Rep. Joe Neguse is a freshman Democrat from Colorado. Last Friday, Rep. Neguse held a small meet-and-greet with Colorado residents where he was asked, “Looking ahead at the whole impeachment thing, do you see Kavanaugh as like a key part of that?” The man asking the question added, “Are you going to try to use his perjury against him?”
Rep. Neguse replied, “So I think that’s another thing that will come up before the judiciary committee.” He continued, “There’s no question that he committed perjury, right? In the last…during the confirmation hearings and so forth. So I think the judiciary committee is likely to take that up.”
It’s so obvious to Neguse that Kavanaugh committed perjury he doesn’t even bother to explain what he’s talking about. Looking back, there were actually two instances where Kavanaugh was accused of perjury. The first had to do with whether he had lied during a previous confirmation when he’d claimed not to have been involved with the nomination of Judge Pryor while he worked in the George W. Bush administration. Democrats claimed to have emails that proved Kavanaugh was involved in handling the nomination which made his prior statements a case of perjury. There was another accusation from around the same time involving stolen documents which Kavanaugh had said he was unaware of at the time.
A Democratic super-PAC filed what it claimed was a criminal complaint against Kavanaugh over these issues. That made some news but ultimately the Democratic case was not strong. Vox published a story about it at the time where it asked four different legal scholars for their opinions. Here’s the response from Miriam Baer, a professor Brooklyn Law School:
Neither of these two cases meet the high bar for a perjury prosecution.
The first instance, wherein Kavanaugh said he was “not involved in handling” Pryor’s nomination, isn’t even clearly “false.” The question that precedes it is a lengthy question from Senator Kennedy.

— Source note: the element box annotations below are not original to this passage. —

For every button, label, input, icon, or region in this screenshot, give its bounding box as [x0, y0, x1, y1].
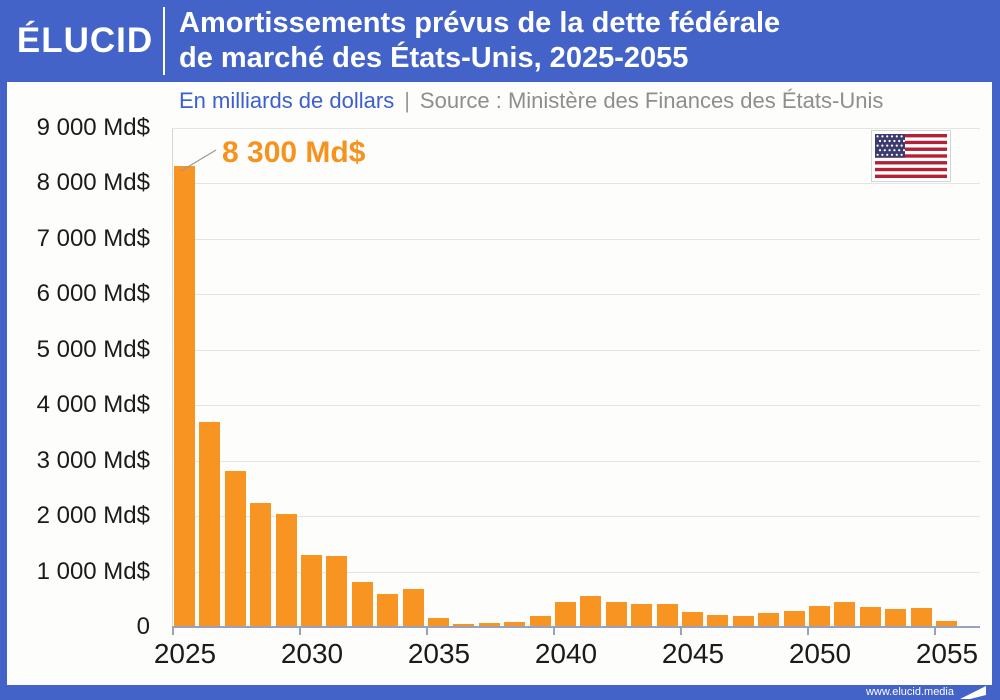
chart-title-line2: de marché des États-Unis, 2025-2055 [179, 42, 689, 74]
x-tick-2045 [680, 628, 682, 635]
gridline-4000 [172, 405, 980, 407]
bar-2042 [605, 602, 627, 626]
x-tick-label: 2025 [153, 638, 217, 669]
bar-2030 [301, 555, 322, 626]
bar-2052 [859, 607, 881, 626]
gridline-2000 [172, 516, 980, 518]
gridline-9000 [172, 128, 980, 129]
x-tick-2055 [934, 628, 936, 635]
subtitle-separator: | [404, 88, 410, 113]
x-tick-label: 2055 [915, 638, 979, 669]
bar-2055 [936, 620, 957, 626]
bar-2041 [580, 595, 602, 626]
x-tick-label: 2040 [534, 638, 598, 669]
frame-border-left [0, 0, 7, 700]
x-tick-2040 [553, 628, 555, 635]
bar-2033 [377, 593, 399, 626]
gridline-6000 [172, 294, 980, 296]
bar-2025 [174, 165, 195, 626]
x-tick-2030 [299, 628, 301, 635]
bar-2038 [504, 622, 526, 626]
x-tick-2035 [426, 628, 428, 635]
frame-border-right [992, 0, 1000, 700]
y-tick-label: 3 000 Md$ [36, 446, 150, 474]
bar-chart-plot-area: 2025 2030 2035 2040 2045 2050 2055 [154, 128, 980, 669]
y-tick-label: 0 [136, 613, 150, 640]
header-divider [163, 7, 165, 75]
bar-2029 [275, 514, 297, 626]
bar-2027 [224, 470, 246, 626]
bar-2044 [656, 604, 678, 626]
bar-2039 [529, 616, 551, 626]
x-axis-line [172, 626, 980, 628]
elucid-arrow-icon [960, 686, 986, 699]
chart-title: Amortissements prévus de la dette fédéra… [179, 6, 780, 76]
x-tick-2050 [807, 628, 809, 635]
y-tick-label: 8 000 Md$ [36, 169, 150, 197]
bar-2043 [631, 603, 653, 626]
us-flag-graphic [875, 134, 947, 178]
bar-2028 [250, 503, 272, 626]
elucid-logo: ÉLUCID [16, 21, 154, 60]
gridline-5000 [172, 349, 980, 351]
annotation-leader-line [180, 149, 217, 172]
bar-2047 [732, 615, 754, 626]
y-axis-line [172, 128, 173, 627]
bar-2036 [453, 623, 475, 626]
gridline-3000 [172, 460, 980, 462]
bar-2045 [682, 612, 703, 626]
gridline-1000 [172, 571, 980, 573]
y-tick-label: 2 000 Md$ [36, 502, 150, 530]
bar-2032 [351, 581, 373, 626]
y-tick-label: 9 000 Md$ [36, 114, 150, 141]
header: ÉLUCID Amortissements prévus de la dette… [0, 0, 1000, 82]
unit-label: En milliards de dollars [179, 88, 395, 113]
bar-2050 [809, 605, 830, 626]
footer-url[interactable]: www.elucid.media [865, 686, 954, 698]
bar-2035 [428, 617, 449, 626]
y-tick-label: 4 000 Md$ [36, 391, 150, 419]
y-tick-label: 6 000 Md$ [36, 280, 150, 308]
source-label: Source : Ministère des Finances des État… [419, 88, 884, 113]
bar-2034 [402, 589, 424, 626]
x-tick-label: 2050 [788, 638, 852, 669]
x-tick-label: 2035 [407, 638, 471, 669]
x-tick-2025 [172, 628, 174, 635]
gridline-7000 [172, 238, 980, 240]
y-tick-label: 1 000 Md$ [36, 557, 150, 585]
bar-2048 [758, 612, 780, 626]
chart-title-line1: Amortissements prévus de la dette fédéra… [179, 7, 781, 39]
subtitle-row: En milliards de dollars | Source : Ministè… [179, 88, 883, 114]
gridline-8000 [172, 183, 980, 185]
annotation-max-value: 8 300 Md$ [222, 136, 366, 169]
footer-bar: www.elucid.media [0, 685, 1000, 700]
bar-2049 [783, 610, 805, 626]
bar-2040 [555, 601, 576, 626]
x-tick-label: 2030 [280, 638, 344, 669]
bar-2037 [478, 622, 500, 626]
bar-2054 [910, 608, 932, 626]
bar-2046 [707, 614, 729, 626]
bar-2031 [326, 556, 348, 626]
bar-2051 [834, 602, 856, 626]
bar-2053 [885, 609, 907, 626]
x-tick-label: 2045 [661, 638, 725, 669]
y-tick-label: 5 000 Md$ [36, 335, 150, 363]
y-tick-label: 7 000 Md$ [36, 224, 150, 252]
bar-2026 [199, 421, 221, 626]
us-flag-icon [871, 130, 951, 182]
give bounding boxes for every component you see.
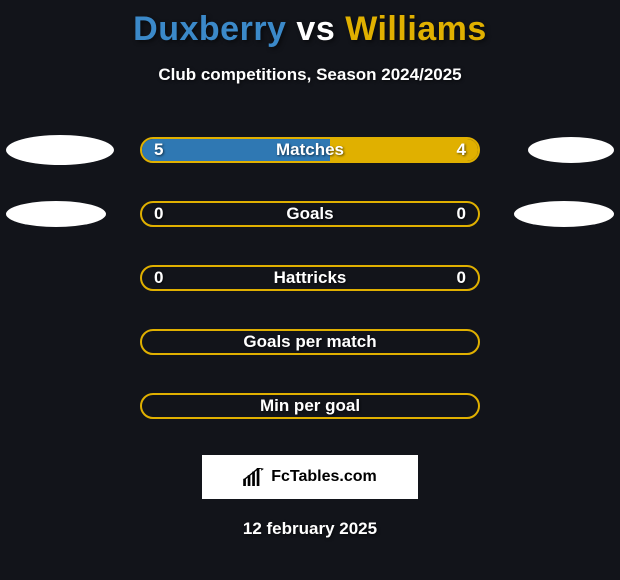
stat-label: Goals per match (142, 331, 478, 353)
stat-bar: 54Matches (140, 137, 480, 163)
player2-indicator (514, 201, 614, 227)
stat-row: 54Matches (0, 127, 620, 173)
page-title: Duxberry vs Williams (0, 0, 620, 49)
subtitle: Club competitions, Season 2024/2025 (0, 65, 620, 85)
stat-bar: 00Hattricks (140, 265, 480, 291)
player2-indicator (528, 137, 614, 163)
stat-label: Matches (142, 139, 478, 161)
vs-text: vs (296, 10, 335, 48)
stat-bar: 00Goals (140, 201, 480, 227)
player1-indicator (6, 201, 106, 227)
stat-label: Goals (142, 203, 478, 225)
stat-bar: Goals per match (140, 329, 480, 355)
stat-row: 00Goals (0, 191, 620, 237)
stat-rows: 54Matches 00Goals 00Hattricks Goals per mat… (0, 127, 620, 429)
stat-row: Goals per match (0, 319, 620, 365)
bar-chart-icon (243, 468, 265, 486)
source-badge-text: FcTables.com (271, 468, 377, 486)
date-label: 12 february 2025 (0, 519, 620, 539)
player2-name: Williams (345, 10, 487, 48)
player1-indicator (6, 135, 114, 165)
stat-label: Min per goal (142, 395, 478, 417)
stat-label: Hattricks (142, 267, 478, 289)
stat-row: Min per goal (0, 383, 620, 429)
source-badge[interactable]: FcTables.com (202, 455, 418, 499)
stat-row: 00Hattricks (0, 255, 620, 301)
player1-name: Duxberry (133, 10, 286, 48)
stat-bar: Min per goal (140, 393, 480, 419)
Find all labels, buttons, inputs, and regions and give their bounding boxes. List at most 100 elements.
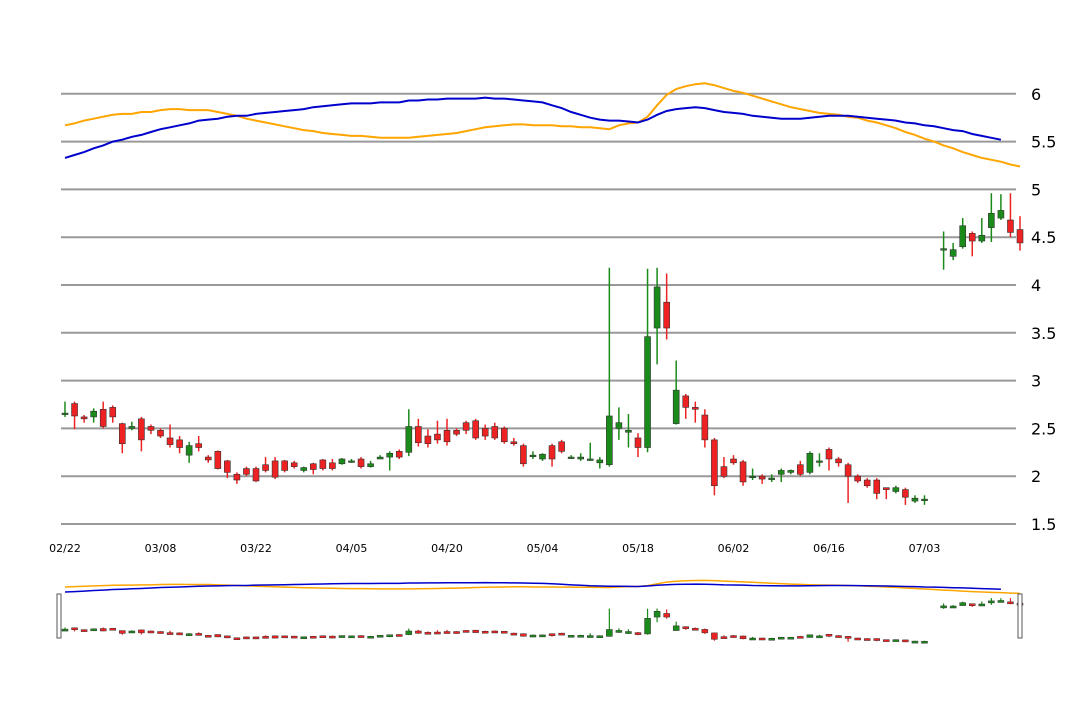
navigator-candle-body [720, 636, 728, 639]
navigator-candle [386, 634, 393, 638]
navigator-candle [319, 635, 327, 638]
navigator-candle-body [501, 631, 508, 634]
candle [644, 268, 651, 453]
candle [606, 267, 613, 467]
x-tick-label: 02/22 [49, 542, 81, 555]
navigator-candle-body [816, 635, 823, 639]
candle-body [625, 430, 632, 433]
navigator-candle [778, 636, 785, 640]
navigator-candle [806, 634, 814, 638]
candle [80, 415, 88, 423]
candle-body [300, 467, 308, 471]
candle-body [99, 408, 107, 427]
candle [758, 474, 766, 484]
navigator-candle [176, 632, 183, 636]
navigator-candle [997, 598, 1005, 603]
range-navigator[interactable] [56, 579, 1024, 644]
navigator-candle-body [567, 635, 575, 638]
candle [844, 462, 852, 503]
navigator-candle [453, 631, 460, 634]
navigator-candle [376, 635, 384, 638]
candle [691, 401, 699, 423]
navigator-candle-body [329, 635, 336, 639]
navigator-candle [902, 639, 909, 643]
x-tick-label: 06/02 [718, 542, 750, 555]
candle-body [119, 423, 126, 444]
y-tick-label: 5.5 [1031, 133, 1056, 152]
navigator-candle-body [157, 631, 164, 634]
candle [567, 455, 575, 459]
candle-body [443, 430, 451, 443]
candle [290, 460, 298, 469]
navigator-candle-body [185, 633, 193, 636]
candle-body [959, 225, 967, 248]
candle-body [367, 463, 374, 467]
candle [682, 393, 690, 419]
candle [481, 424, 489, 440]
navigator-candle [835, 635, 842, 638]
y-tick-label: 6 [1031, 85, 1041, 104]
navigator-candle [969, 603, 976, 607]
navigator-candle-body [739, 635, 747, 640]
candle [415, 418, 422, 447]
navigator-candle-body [310, 635, 317, 639]
navigator-candle-body [921, 640, 928, 644]
navigator-candle [501, 630, 508, 634]
candle-body [892, 487, 900, 492]
candle-body [577, 456, 585, 460]
navigator-candle-body [510, 632, 518, 636]
navigator-candle-body [806, 634, 814, 638]
navigator-candle [99, 627, 107, 632]
candle [596, 457, 604, 469]
navigator-candle-body [1007, 601, 1014, 605]
candle-body [949, 249, 957, 257]
navigator-candle [61, 627, 69, 632]
navigator-candle [357, 635, 365, 638]
navigator-candle-body [71, 627, 78, 630]
navigator-candle-body [949, 605, 957, 609]
candle [892, 485, 900, 494]
navigator-candle [749, 636, 756, 641]
candle-body [243, 468, 250, 475]
candle [1007, 193, 1014, 238]
candle [243, 466, 250, 477]
candle-body [281, 460, 288, 471]
x-tick-label: 04/20 [431, 542, 463, 555]
navigator-candle [271, 635, 279, 639]
navigator-candle [185, 633, 193, 637]
candle [500, 426, 508, 444]
navigator-candle [625, 629, 632, 634]
candle-body [691, 407, 699, 410]
y-axis-ticks: 1.5 2 2.5 3 3.5 4 4.5 5 5.5 6 [1031, 85, 1056, 534]
navigator-candle-body [835, 635, 842, 638]
candle-body [567, 456, 575, 459]
candle [701, 409, 709, 448]
candle-body [138, 418, 145, 441]
navigator-candle [233, 637, 241, 640]
candle-body [558, 441, 565, 452]
candle-body [863, 479, 871, 487]
candle [777, 468, 785, 482]
navigator-candle-body [481, 631, 489, 634]
navigator-right-handle[interactable] [1017, 593, 1023, 639]
candle [520, 443, 527, 467]
candle-body [730, 458, 737, 464]
candle [634, 433, 642, 458]
candle [988, 193, 995, 242]
navigator-candle [195, 632, 202, 636]
navigator-candle-body [873, 638, 880, 641]
candle-body [271, 460, 279, 478]
navigator-candle [663, 609, 670, 619]
candle-body [586, 458, 594, 461]
candle [797, 460, 804, 477]
navigator-candle [892, 639, 900, 642]
navigator-candle-body [749, 637, 756, 641]
navigator-candle-body [109, 628, 116, 631]
navigator-candle [653, 608, 661, 623]
navigator-candle-body [902, 639, 909, 643]
navigator-ma-lines [64, 579, 1021, 595]
navigator-left-handle[interactable] [56, 593, 62, 639]
navigator-candle-body [892, 639, 900, 642]
candle [119, 422, 126, 454]
navigator-candle [90, 628, 97, 632]
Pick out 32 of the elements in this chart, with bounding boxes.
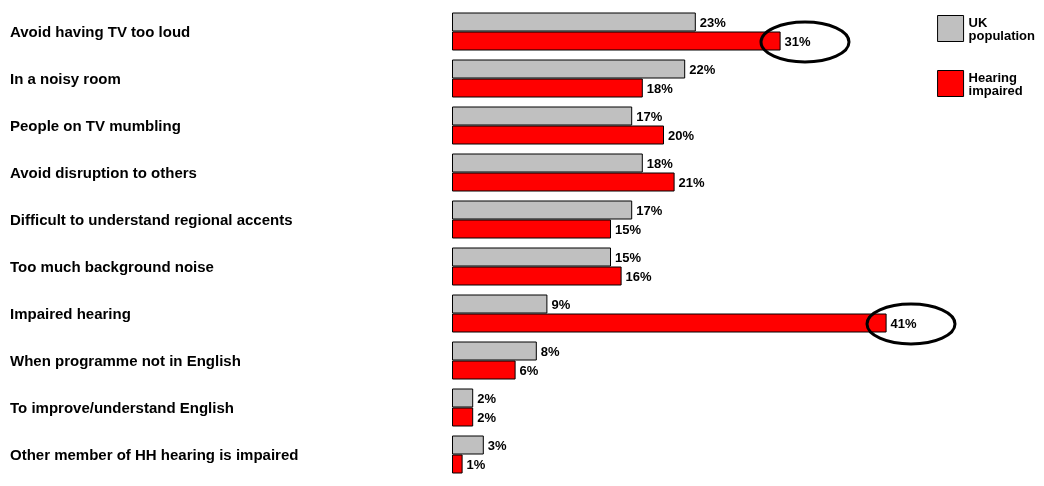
- data-label: 18%: [646, 155, 674, 171]
- data-label: 6%: [519, 362, 539, 378]
- data-label: 41%: [890, 315, 918, 331]
- y-tick-label: When programme not in English: [10, 352, 241, 369]
- y-tick-label: Avoid disruption to others: [10, 164, 197, 181]
- data-label: 22%: [689, 61, 716, 77]
- data-label: 16%: [625, 268, 653, 284]
- y-tick-label: Difficult to understand regional accents: [10, 211, 293, 228]
- y-tick-label: To improve/understand English: [10, 399, 234, 416]
- data-label: 21%: [678, 174, 706, 190]
- y-tick-label: In a noisy room: [10, 70, 121, 87]
- data-label: 8%: [540, 343, 561, 359]
- data-label: 31%: [784, 33, 812, 49]
- legend-label: Hearing impaired: [968, 69, 1023, 98]
- y-tick-label: Avoid having TV too loud: [10, 23, 191, 40]
- data-label: 2%: [477, 390, 497, 406]
- data-label: 17%: [636, 202, 663, 218]
- data-label: 18%: [646, 80, 674, 96]
- data-label: 23%: [699, 14, 727, 30]
- data-label: 15%: [615, 249, 642, 265]
- y-tick-label: Too much background noise: [10, 258, 214, 275]
- y-tick-label: Impaired hearing: [10, 305, 131, 322]
- data-label: 17%: [636, 108, 663, 124]
- y-tick-label: People on TV mumbling: [10, 117, 181, 134]
- data-label: 15%: [615, 221, 642, 237]
- data-label: 3%: [487, 437, 508, 453]
- data-label: 1%: [466, 456, 486, 472]
- data-label: 9%: [551, 296, 571, 312]
- legend-label: UK population: [968, 14, 1036, 43]
- y-tick-label: Other member of HH hearing is impaired: [10, 446, 299, 463]
- data-label: 2%: [477, 409, 497, 425]
- data-label: 20%: [668, 127, 695, 143]
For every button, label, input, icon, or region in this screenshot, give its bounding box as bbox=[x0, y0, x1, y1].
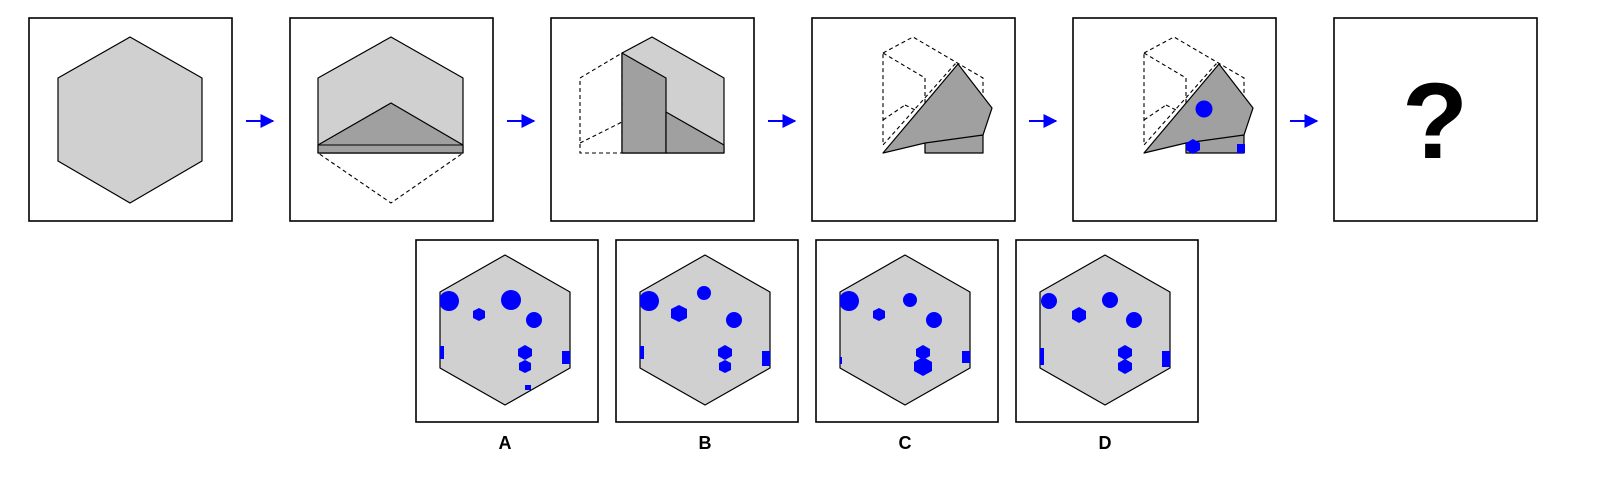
diagonal-flap bbox=[882, 63, 993, 154]
punched-hexagon-hole bbox=[1186, 139, 1200, 154]
option-c-label: C bbox=[899, 433, 912, 453]
folded-strip-bottom bbox=[665, 111, 725, 154]
option-b[interactable]: B bbox=[615, 239, 799, 453]
option-b-label: B bbox=[699, 433, 712, 453]
option-d-label: D bbox=[1099, 433, 1112, 453]
question-panel: ? bbox=[1333, 17, 1538, 222]
option-d[interactable]: D bbox=[1015, 239, 1199, 453]
paper-hexagon bbox=[57, 36, 203, 204]
step-3-panel bbox=[550, 17, 755, 222]
step-1-panel bbox=[28, 17, 233, 222]
option-a[interactable]: A bbox=[415, 239, 599, 453]
punched-square-hole bbox=[1237, 144, 1245, 153]
punched-circle-hole bbox=[1195, 100, 1213, 118]
step-4-panel bbox=[811, 17, 1016, 222]
option-a-label: A bbox=[499, 433, 512, 453]
question-mark: ? bbox=[1402, 60, 1468, 181]
folded-flap bbox=[317, 102, 464, 154]
option-c[interactable]: C bbox=[815, 239, 999, 453]
step-2-panel bbox=[289, 17, 494, 222]
step-5-panel bbox=[1072, 17, 1277, 222]
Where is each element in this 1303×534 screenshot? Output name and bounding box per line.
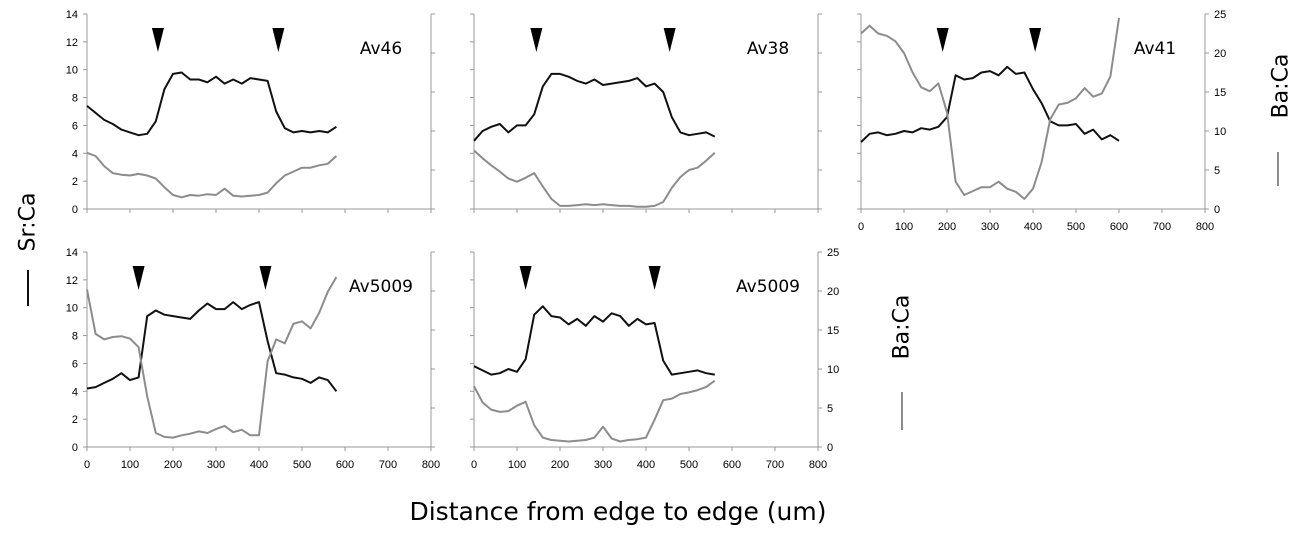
left-tick-label: 8 <box>72 93 78 105</box>
left-tick-label: 4 <box>72 386 78 398</box>
x-tick-label: 100 <box>121 459 139 471</box>
left-tick-label: 8 <box>72 331 78 343</box>
ba-ca-axis-title-top: Ba:Ca <box>1269 54 1294 119</box>
right-tick-label: 20 <box>1214 48 1226 60</box>
x-tick-label: 300 <box>594 459 612 471</box>
panel-av38: Av38 <box>470 13 822 213</box>
right-tick-label: 20 <box>827 286 839 298</box>
x-tick-label: 100 <box>508 459 526 471</box>
x-tick-label: 300 <box>981 221 999 233</box>
right-tick-label: 25 <box>1214 9 1226 21</box>
x-tick-label: 700 <box>766 459 784 471</box>
x-tick-label: 500 <box>293 459 311 471</box>
x-tick-label: 800 <box>422 459 440 471</box>
sr-ca-axis-title: Sr:Ca <box>16 193 41 252</box>
panel-title: Av41 <box>1134 39 1176 59</box>
right-tick-label: 0 <box>1214 204 1220 216</box>
left-tick-label: 14 <box>66 9 78 21</box>
x-tick-label: 800 <box>809 459 827 471</box>
transition-marker <box>936 28 949 52</box>
ba-ca-line <box>473 149 716 208</box>
x-tick-label: 0 <box>84 459 90 471</box>
x-tick-label: 700 <box>1153 221 1171 233</box>
left-tick-label: 0 <box>72 204 78 216</box>
left-tick-label: 6 <box>72 358 78 370</box>
ba-ca-line <box>86 276 338 439</box>
ba-ca-line <box>86 151 338 199</box>
right-tick-label: 15 <box>1214 87 1226 99</box>
left-tick-label: 0 <box>72 442 78 454</box>
left-tick-label: 10 <box>66 65 78 77</box>
transition-marker <box>519 266 532 290</box>
x-tick-label: 200 <box>938 221 956 233</box>
sr-ca-line <box>860 65 1120 143</box>
x-tick-label: 400 <box>250 459 268 471</box>
x-tick-label: 400 <box>637 459 655 471</box>
right-tick-label: 5 <box>827 403 833 415</box>
transition-marker <box>132 266 145 290</box>
left-tick-label: 2 <box>72 414 78 426</box>
x-tick-label: 300 <box>207 459 225 471</box>
panel-title: Av5009 <box>736 277 800 297</box>
left-tick-label: 4 <box>72 148 78 160</box>
transition-marker <box>259 266 272 290</box>
x-tick-label: 500 <box>1067 221 1085 233</box>
right-tick-label: 10 <box>1214 126 1226 138</box>
x-tick-label: 600 <box>1110 221 1128 233</box>
x-axis-title: Distance from edge to edge (um) <box>409 497 826 526</box>
right-tick-label: 0 <box>827 442 833 454</box>
left-tick-label: 12 <box>66 37 78 49</box>
x-tick-label: 700 <box>379 459 397 471</box>
sr-ca-line <box>86 71 337 137</box>
right-tick-label: 25 <box>827 247 839 259</box>
x-tick-label: 600 <box>723 459 741 471</box>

One could argue that Kavanaugh thought Kennedy was asking whether Kavanaugh played a major role “in the vetting process” for Pryor, or discussed specific Constitutional doctrines with Pryor prior to Pryor’s nomination (Kennedy mentions Pryor’s reported views of the Supreme Court’s Miranda decision). Thus, Kavanaugh’s answer (“No. I was not involved in handling his nomination”) is truthful insofar as Kavanaugh understood “handling” to mean “in charge” of either vetting the person or shepherding that person’s nomination through the Senate. The fact that Kavanaugh apparently was invited to a meeting (and it is unclear from the email how many other people were invited) doesn’t necessarily demonstrate that Kavanaugh’s statement was untrue, much less that he intentionally lied or misled Senator Kennedy.
I don’t see any lie in [the second case]. Instead, he’s effectively saying, “Based on my own response, I don’t think I realized this was a stolen draft.”
None of the other lawyers thought Kavanaugh had perjured himself either. Then in October, there was another round of claims that Kavanaugh had perjured himself. This time the allegation was that he’d lied about when he first heard about allegations made by Deborah Ramirez. The allegation leveled by NBC News was that Kavanaugh had denied discussing the allegation but that emails showed he had discussed it in the weeks prior to it being published. But as our own Ed Morrissey pointed out at the time, Kavanaugh was talking about it because he’d heard that Ramirez was calling around and asking if anyone could back up her story. Also, Kavanaugh was quoted denying the allegation in the story in which it was leveled so he clearly knew about it sometime before it was published.
Rep. Neguse is now on the House Judiciary Committee. Maybe someone at one of the networks will follow up with him about what obvious perjury he believes Kavanaugh committed so he can explain it to the rest of us.